Comment by rahimnathwani

18 days ago

Has anyone successfully run this on a Mac? The installation instructions appear to assume an NVIDIA GPU (CUDA, FlashAttention), and I’m not sure whether it works with PyTorch’s Metal/MPS backend.

5 comments

rahimnathwani

magicalhippo 18 days ago

FWIW you can run the demo without FlashAttention using --no-flash-attn command-line parameter, I do that since I'm on Windows and haven't gotten FlashAttention2 to work.

turnsout 18 days ago

It seems to depend on FlashAttention, so the short answer is no. Hopefully someone does the work of porting the inference code over!

Lichtso 17 days ago

Yes, using mlx-audio. See https://news.ycombinator.com/item?id=46726440

rahimnathwani 16 days ago

Thanks! Simon's example uses the custom voice model (creating a voice from instructions). But that comment led me eventually to this page, which shows how to use mlx-audio for custom voices:

https://huggingface.co/mlx-community/Qwen3-TTS-12Hz-0.6B-Bas...

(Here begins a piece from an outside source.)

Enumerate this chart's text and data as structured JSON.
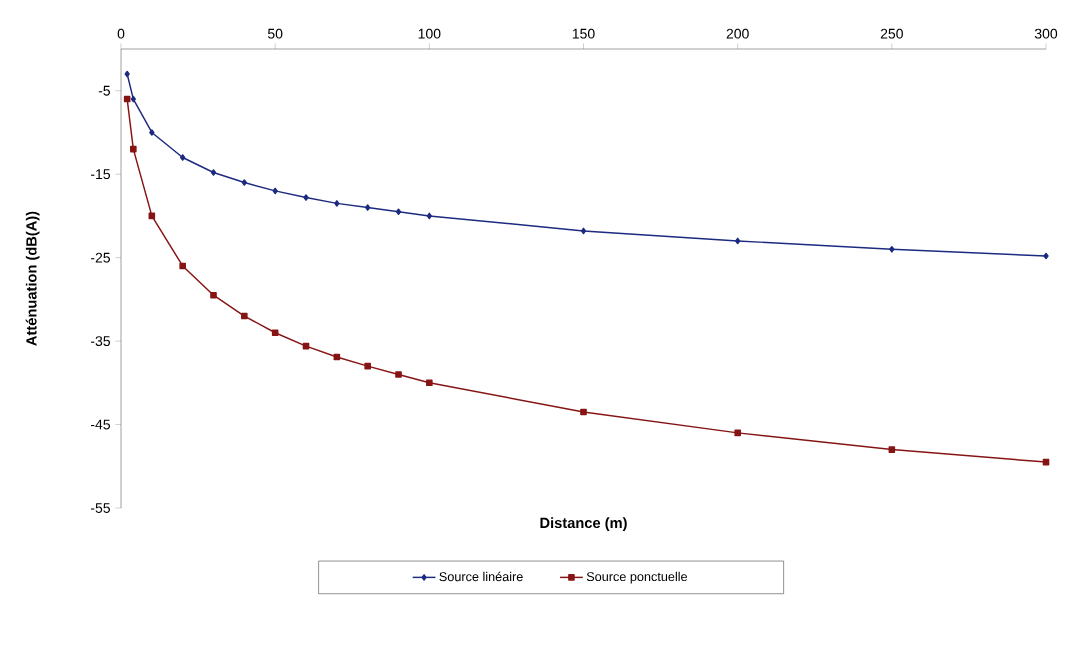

  uv tool install --force git+https://github.com/Blaizzy/mlx-audio.git --prerelease=allow
    
  python -m mlx_audio.tts.generate --model mlx-community/Qwen3-TTS-12Hz-0.6B-Base-bf16 --text "Hello, this is a test." --ref_audio path_to_audio.wav --ref_text "Transcript of the reference audio." --play

javier123454321 18 days ago

I recommend using modal for renting the metal.